Here are ways to treat the elderly and underserved in Florida, state health leaders say
Healthcare experts gathered Wednesday to discuss innovations in healthcare accessibility with a keen focus on helping members of underserved communities and the elderly.
Nancy Brinker, the founder and chair of Susan G. Komen and The Promise Fund, joined Dr. Gordon Chen, the chief medical officer of ChenMed, Florida Hospital Association President Bruce Reuben and Florida Blue’s South Florida Market President Penny Shaffer in a panel held as part of the Florida Priorities Summit 2018 at the University of Miami.

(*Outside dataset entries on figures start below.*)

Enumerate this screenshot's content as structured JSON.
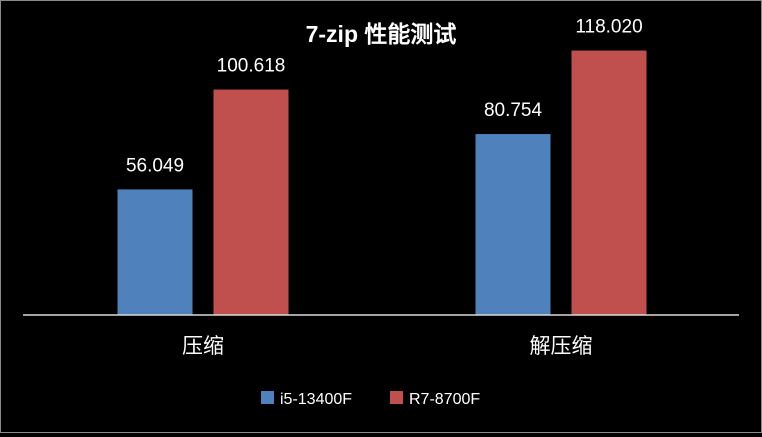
{
  "chart_data": {
    "type": "bar",
    "title": "7-zip 性能测试",
    "categories": [
      "压缩",
      "解压缩"
    ],
    "series": [
      {
        "name": "i5-13400F",
        "values": [
          56.049,
          80.754
        ],
        "labels": [
          "56.049",
          "80.754"
        ],
        "color": "#4f81bd"
      },
      {
        "name": "R7-8700F",
        "values": [
          100.618,
          118.02
        ],
        "labels": [
          "100.618",
          "118.020"
        ],
        "color": "#c0504d"
      }
    ],
    "ylim": [
      0,
      133
    ],
    "grid": false,
    "legend_position": "bottom",
    "background": "#000000",
    "text_color": "#ffffff"
  }
}
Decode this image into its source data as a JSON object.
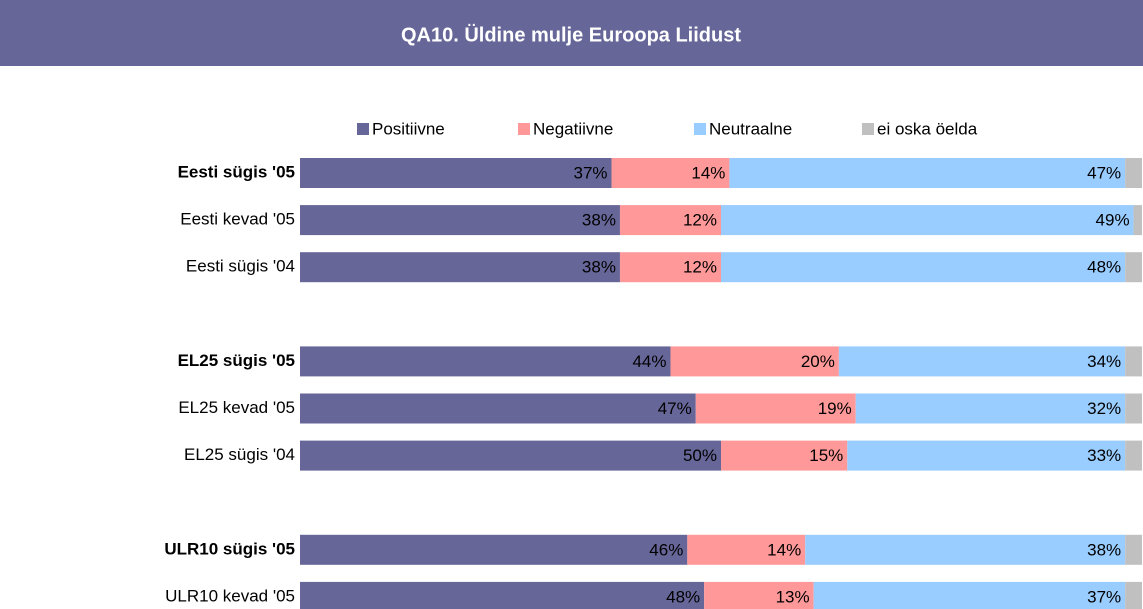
{
  "chart_data": {
    "type": "stacked_barh",
    "title": "QA10. Üldine mulje Euroopa Liidust",
    "categories": [
      "Eesti sügis '05",
      "Eesti kevad '05",
      "Eesti sügis '04",
      null,
      "EL25 sügis '05",
      "EL25 kevad '05",
      "EL25 sügis '04",
      null,
      "ULR10 sügis '05",
      "ULR10 kevad '05"
    ],
    "series": [
      {
        "name": "Positiivne",
        "color": "#666699",
        "values": [
          37,
          38,
          38,
          null,
          44,
          47,
          50,
          null,
          46,
          48
        ],
        "value_labels": [
          "37%",
          "38%",
          "38%",
          null,
          "44%",
          "47%",
          "50%",
          null,
          "46%",
          "48%"
        ]
      },
      {
        "name": "Negatiivne",
        "color": "#ff9999",
        "values": [
          14,
          12,
          12,
          null,
          20,
          19,
          15,
          null,
          14,
          13
        ],
        "value_labels": [
          "14%",
          "12%",
          "12%",
          null,
          "20%",
          "19%",
          "15%",
          null,
          "14%",
          "13%"
        ]
      },
      {
        "name": "Neutraalne",
        "color": "#99ccff",
        "values": [
          47,
          49,
          48,
          null,
          34,
          32,
          33,
          null,
          38,
          37
        ],
        "value_labels": [
          "47%",
          "49%",
          "48%",
          null,
          "34%",
          "32%",
          "33%",
          null,
          "38%",
          "37%"
        ]
      },
      {
        "name": "ei oska öelda",
        "color": "#c0c0c0",
        "values": [
          2,
          1,
          2,
          null,
          2,
          2,
          2,
          null,
          2,
          2
        ]
      }
    ],
    "xlim": [
      0,
      100
    ],
    "legend": "top"
  }
}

The experts spoke about the ways some hospitals and clinics are working to provide care to communities where residents may not be insured. Especially with lower-income or older people who are not on insurance, they said, providing a continuum of care and focusing on preventative medicine, not emergency room visits, can make a big difference in the care Floridians receive.
“Unfortunately, everything goes really well until it doesn’t,” Shaffer said. “We’ve got to go meet people where they are.”
Chen, who oversees all clinical activity for the medical practice that operates more than 50 centers in seven states, explained how companies like ChenMed are changing the economics of Medicare. The companies receive a fixed monthly stipend from private Medicare plans to cover their patients’ health needs, as opposed to a payment after each visit, according to Kaiser Health News.
“You don’t get to better health unless you can change behavior,” he said.
Reuben mentioned telemedicine services that charge about $60 per non-emergency consult, and walk-in clinics set up in some grocery stores in Florida.
He said it was more cost-effective in the long run to keep healthy people healthy than to wait until they need emergency medical services.
“All of this is basically a Band-Aid on the fact that we have so many people who do not have health insurance,” he said. “If you do not have health insurance, then you have haphazard access to healthcare.”